2010 – XX

Altruism and Compassion in Economic Systems
A Dialogue Between Economics, Neuroscience and Contemplative Sciences

April 9-11, 2010

How do the concepts of altruism, egoism, empathy and compassion in Buddhist philosophy relate to similar concepts in the emerging fields of ‘social neuroscience’ and ‘neuroeconomics’ and to recent empirical research on empathy, altruism, fairness, economic decision-making and cooperation? How can compassion and pro-social motivation influence [economic] decision-making? Can an economic system be developed that rewards compassionate motives and altruism and that also focuses on resolving real societal problems related to poverty and the environment?

This is the first interdisciplinary public conference for the Mind & Life Institute in Europe and is co-sponsored by the University of Zurich.
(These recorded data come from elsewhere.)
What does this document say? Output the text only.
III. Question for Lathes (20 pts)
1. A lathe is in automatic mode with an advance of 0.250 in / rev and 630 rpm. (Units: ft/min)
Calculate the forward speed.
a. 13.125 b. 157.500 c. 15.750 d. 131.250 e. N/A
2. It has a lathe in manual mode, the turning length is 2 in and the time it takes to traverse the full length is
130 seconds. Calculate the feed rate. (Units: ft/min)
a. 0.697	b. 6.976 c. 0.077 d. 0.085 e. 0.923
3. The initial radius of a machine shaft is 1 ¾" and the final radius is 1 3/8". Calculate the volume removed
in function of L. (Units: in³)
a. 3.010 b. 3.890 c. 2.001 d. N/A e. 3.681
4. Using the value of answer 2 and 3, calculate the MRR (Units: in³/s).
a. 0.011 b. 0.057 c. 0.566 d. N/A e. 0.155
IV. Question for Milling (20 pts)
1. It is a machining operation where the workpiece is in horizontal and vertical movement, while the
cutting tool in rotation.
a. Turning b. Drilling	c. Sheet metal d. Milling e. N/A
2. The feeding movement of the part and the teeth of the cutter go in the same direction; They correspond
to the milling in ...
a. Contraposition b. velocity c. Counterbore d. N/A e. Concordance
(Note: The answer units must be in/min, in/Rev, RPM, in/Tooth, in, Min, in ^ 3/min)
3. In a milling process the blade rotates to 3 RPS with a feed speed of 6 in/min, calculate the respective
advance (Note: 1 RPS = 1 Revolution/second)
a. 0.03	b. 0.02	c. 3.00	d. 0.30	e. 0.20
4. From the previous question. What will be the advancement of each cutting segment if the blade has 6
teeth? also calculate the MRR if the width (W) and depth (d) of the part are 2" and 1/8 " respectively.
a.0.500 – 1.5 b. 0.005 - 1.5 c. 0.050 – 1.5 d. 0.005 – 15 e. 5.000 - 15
The goal of this event is to hold a high leve, interdisciplinary dialogue on Buddhist, neuroscientific, psychological and economic views on empathy, compassion and pro-social motivation, and to discuss the relevance of altruism and compassion for both personal transformation and the transformation of large-scale social systems such as economic systems.
To achieve this goal, the conference will feature leading scholars from Buddhism, Social Neuroscience, Psychology, Philosophy, and for the first time, Economics and Neuroeconomics. This includes the following experts:

  • Economic sciences: Ernst Fehr, University of Zurich; William Harbaugh, University of Oregon; Lord Richard Layard, London School of Economics
  • Psychology: Daniel Batson, University of Kansas
  • Anthropology: Joan Silk, University of California-Los Angeles
  • Neurosciences: Tania Singer, University of Zurich; Richard Davidson, University of Wisconsin-Madison
  • Philosophy and the Contemplative Sciences: His Holiness the Dalai Lama; Matthieu Ricard, Shechen Monastary, Nepal; Roshi Joan Halifax, Upaya Zen Center; John Dunne, Emory University; Gert Scobel, 3sat
  • Applied economics: Sanjit Bunker Roy, Barefoot College; William George, Harvard Business School; Antoinette Hunziker-Ebneter, Forma Futura; Arthur Vayloyan, Credit Suisse
By inviting (neuro)economic perspectives to the dialogue, we will explore new bridges between disciplines that have not talked to each other in the past and offer a great opportunity for new strands of collaborative projects in the future.